Shop Books and Journals

[As I have mentioned below, the bulk of my posts are from a collection written five years ago. Today, my kiln log sits at 986 firings. I'll probably send the kiln company a photo of the results from the one thousandth firing.]

23. Shop Books and Journals

Many beginning art classes urge or require students to keep journals. It can be a confusing assignment for students who have no experience with this sort of thing and honestly don’t know what sorts of things to put into a journal. Others, out of laziness as much as anything else, ignore the journal assignment until the end of the semester when they are forced to laboriously forge months’ worth of insights and observations in a gesture of creative desperation.
I can’t say that I ever was much of a student diarist. I mean really, so you saw some flowers today.
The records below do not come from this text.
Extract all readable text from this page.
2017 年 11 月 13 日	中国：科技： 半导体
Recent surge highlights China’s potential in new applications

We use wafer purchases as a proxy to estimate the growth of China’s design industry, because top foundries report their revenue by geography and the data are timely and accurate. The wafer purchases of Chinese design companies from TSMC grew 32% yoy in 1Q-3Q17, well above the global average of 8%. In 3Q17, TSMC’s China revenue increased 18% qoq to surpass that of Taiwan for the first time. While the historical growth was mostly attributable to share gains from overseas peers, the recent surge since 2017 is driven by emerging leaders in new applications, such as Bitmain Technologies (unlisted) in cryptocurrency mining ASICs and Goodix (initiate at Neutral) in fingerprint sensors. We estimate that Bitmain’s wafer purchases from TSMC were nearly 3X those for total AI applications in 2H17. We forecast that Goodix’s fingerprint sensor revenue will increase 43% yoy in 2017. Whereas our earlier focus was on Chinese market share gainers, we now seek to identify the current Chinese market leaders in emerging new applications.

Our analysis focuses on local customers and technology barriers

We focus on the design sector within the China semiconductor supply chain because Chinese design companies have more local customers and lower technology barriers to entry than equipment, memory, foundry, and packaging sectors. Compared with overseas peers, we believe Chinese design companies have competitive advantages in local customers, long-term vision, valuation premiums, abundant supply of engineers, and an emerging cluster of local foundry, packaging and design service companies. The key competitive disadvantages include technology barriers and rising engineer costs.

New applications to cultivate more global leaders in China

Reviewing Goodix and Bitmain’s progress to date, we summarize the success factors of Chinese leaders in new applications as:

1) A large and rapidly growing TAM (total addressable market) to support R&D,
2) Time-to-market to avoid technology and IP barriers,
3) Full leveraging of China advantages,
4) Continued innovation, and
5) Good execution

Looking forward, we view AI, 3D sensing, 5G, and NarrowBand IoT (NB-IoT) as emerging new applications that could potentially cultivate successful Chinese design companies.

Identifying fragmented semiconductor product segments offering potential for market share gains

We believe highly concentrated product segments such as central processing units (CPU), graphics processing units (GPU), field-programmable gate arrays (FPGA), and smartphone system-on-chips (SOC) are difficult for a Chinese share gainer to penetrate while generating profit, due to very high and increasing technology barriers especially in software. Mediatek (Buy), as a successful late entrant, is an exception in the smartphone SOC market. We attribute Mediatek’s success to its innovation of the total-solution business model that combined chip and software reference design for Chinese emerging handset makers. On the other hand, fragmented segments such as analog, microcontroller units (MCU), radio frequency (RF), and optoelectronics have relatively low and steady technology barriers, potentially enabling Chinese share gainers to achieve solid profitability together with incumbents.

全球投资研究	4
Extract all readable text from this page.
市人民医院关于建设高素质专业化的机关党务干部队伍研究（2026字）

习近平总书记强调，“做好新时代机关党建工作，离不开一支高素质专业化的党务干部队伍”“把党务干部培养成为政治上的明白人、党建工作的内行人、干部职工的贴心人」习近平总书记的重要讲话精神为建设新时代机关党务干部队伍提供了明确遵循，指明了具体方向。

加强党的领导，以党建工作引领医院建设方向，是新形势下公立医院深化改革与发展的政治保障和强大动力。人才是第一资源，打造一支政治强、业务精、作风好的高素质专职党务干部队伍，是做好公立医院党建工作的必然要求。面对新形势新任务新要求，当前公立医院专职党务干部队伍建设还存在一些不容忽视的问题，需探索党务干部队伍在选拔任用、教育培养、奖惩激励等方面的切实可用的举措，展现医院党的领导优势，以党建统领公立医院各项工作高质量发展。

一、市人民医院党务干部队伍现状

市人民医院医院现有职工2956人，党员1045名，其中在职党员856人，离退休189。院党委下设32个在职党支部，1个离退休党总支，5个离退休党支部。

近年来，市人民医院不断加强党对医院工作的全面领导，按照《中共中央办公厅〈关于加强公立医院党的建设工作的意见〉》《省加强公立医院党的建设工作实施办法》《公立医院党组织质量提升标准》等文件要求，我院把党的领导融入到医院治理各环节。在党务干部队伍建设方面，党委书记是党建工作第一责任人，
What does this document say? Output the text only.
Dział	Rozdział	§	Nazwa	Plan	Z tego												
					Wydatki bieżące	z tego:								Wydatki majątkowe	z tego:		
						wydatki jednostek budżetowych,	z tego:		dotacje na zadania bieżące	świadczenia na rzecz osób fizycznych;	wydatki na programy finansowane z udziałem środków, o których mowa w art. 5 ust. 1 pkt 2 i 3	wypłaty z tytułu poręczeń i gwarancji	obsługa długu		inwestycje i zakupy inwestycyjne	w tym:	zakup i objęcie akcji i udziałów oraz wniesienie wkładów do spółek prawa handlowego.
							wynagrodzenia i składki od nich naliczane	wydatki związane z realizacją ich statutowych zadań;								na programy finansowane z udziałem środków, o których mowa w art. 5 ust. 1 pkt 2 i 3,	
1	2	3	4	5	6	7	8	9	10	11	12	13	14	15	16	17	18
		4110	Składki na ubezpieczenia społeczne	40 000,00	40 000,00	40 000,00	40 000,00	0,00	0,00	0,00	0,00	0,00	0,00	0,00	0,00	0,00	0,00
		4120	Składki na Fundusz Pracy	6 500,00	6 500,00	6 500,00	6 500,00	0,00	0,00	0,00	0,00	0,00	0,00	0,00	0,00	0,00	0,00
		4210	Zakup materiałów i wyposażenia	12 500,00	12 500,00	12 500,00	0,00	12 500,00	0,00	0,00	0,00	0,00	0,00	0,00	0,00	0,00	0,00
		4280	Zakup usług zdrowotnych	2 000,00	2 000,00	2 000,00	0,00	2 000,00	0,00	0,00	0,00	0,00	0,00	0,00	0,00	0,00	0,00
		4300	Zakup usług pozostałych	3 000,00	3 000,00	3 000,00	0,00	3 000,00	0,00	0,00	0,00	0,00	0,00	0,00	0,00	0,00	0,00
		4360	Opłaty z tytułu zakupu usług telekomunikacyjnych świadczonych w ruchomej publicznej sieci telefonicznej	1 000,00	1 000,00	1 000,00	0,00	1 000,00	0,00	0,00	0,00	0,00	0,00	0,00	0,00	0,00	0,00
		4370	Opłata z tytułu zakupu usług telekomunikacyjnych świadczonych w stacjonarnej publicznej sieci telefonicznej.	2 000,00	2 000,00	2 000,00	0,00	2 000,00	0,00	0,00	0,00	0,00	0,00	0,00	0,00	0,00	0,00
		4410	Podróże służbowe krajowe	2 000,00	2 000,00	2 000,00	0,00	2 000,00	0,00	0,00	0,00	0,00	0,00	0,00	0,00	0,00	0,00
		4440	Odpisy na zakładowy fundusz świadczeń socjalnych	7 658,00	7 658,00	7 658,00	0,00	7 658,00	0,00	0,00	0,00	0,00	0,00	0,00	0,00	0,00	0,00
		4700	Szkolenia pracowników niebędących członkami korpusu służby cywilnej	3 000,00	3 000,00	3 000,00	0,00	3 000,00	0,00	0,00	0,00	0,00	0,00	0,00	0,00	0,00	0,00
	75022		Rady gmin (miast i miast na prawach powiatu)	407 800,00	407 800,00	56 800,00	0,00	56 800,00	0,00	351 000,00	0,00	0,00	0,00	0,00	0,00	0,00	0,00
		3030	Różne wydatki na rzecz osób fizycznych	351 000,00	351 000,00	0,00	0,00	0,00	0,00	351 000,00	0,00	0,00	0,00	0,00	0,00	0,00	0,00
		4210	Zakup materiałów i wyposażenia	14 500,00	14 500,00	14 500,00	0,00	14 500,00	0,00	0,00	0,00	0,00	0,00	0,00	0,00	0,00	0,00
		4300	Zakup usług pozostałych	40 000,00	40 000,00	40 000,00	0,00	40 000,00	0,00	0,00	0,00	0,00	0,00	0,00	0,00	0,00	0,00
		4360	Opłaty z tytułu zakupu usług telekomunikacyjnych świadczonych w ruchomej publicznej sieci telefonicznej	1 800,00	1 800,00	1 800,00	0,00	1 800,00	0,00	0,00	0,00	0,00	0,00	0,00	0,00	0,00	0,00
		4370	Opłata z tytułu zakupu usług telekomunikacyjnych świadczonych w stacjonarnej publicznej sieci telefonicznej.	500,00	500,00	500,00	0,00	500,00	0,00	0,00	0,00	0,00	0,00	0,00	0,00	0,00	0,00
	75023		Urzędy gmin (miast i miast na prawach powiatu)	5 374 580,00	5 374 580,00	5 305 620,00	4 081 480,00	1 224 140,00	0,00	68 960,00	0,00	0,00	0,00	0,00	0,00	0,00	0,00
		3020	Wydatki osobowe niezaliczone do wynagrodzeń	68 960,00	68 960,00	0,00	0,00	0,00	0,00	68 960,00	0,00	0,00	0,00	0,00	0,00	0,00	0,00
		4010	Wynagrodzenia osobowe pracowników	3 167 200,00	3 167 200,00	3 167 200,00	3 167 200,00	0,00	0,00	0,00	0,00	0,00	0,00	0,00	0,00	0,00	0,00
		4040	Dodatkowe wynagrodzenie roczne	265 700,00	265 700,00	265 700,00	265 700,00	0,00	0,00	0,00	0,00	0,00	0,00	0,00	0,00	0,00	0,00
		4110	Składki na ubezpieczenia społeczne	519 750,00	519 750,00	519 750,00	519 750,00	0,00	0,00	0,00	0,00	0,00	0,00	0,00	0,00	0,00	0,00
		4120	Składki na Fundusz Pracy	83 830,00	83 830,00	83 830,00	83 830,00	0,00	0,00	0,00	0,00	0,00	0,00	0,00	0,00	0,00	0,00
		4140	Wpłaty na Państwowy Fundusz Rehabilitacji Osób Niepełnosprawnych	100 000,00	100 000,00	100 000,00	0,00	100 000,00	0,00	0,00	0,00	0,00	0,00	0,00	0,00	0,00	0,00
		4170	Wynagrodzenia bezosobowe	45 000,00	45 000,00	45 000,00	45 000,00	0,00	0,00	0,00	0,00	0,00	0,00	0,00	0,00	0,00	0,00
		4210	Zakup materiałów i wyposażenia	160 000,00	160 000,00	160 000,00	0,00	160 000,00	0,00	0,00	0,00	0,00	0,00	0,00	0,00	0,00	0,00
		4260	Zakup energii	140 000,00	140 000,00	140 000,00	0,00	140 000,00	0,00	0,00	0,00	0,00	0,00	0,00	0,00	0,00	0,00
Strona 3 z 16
Big deal. And yet since that time, over the years, I’ve managed to fill almost a dozen such shop books and journals. I’ve become addicted to them. I call them, “my brain on paper.”
Early on, I filled my journals with sketches of pots, glaze recipes, and the specific glaze histories of individual pots. Later, in graduate school, quotations, sketches of pots that might-have-been, brilliant tidbits from visiting artists, a system of science fiction calligraphy, and a smaller, quicker substitute for Chess.
After graduation, the journals evolved into shop books with sales figures, commission details, customers’ addresses and phone numbers, as well as brief chronicles of specific Fairs, journeys, and birthdays. Increasingly, sales totals, types of pots sold, and commission details began to dominate the record-keeping. With time, I started keeping a second, separate book for commissions, and a third just for the names and dates of people for whom I’ve made birthday bowls.
At the kiln I keep the latest in a series of kiln logs, documenting over six hundred and eighty (680) firings for this kiln alone. In the van, the mileage and expense log resides permanently.
All these books preserve numbers and ideas that I have found useful, even essential, months or years later. Memory alone can not meet this need. Further, I’ve even come across a time or two when I really wished I had a few sketches of flowers to refer to, just to get through a particular decorative crisis. You just never know what you’ll be needing further down the road.
Publishers have produced a wide variety of books to educate and improve ceramic artists. The journals you create through the years are the definitive textbooks on your own evolution and development as an artist. In times of doubt, re-read them carefully and you can not help but rediscover just who you are and what your art is really about.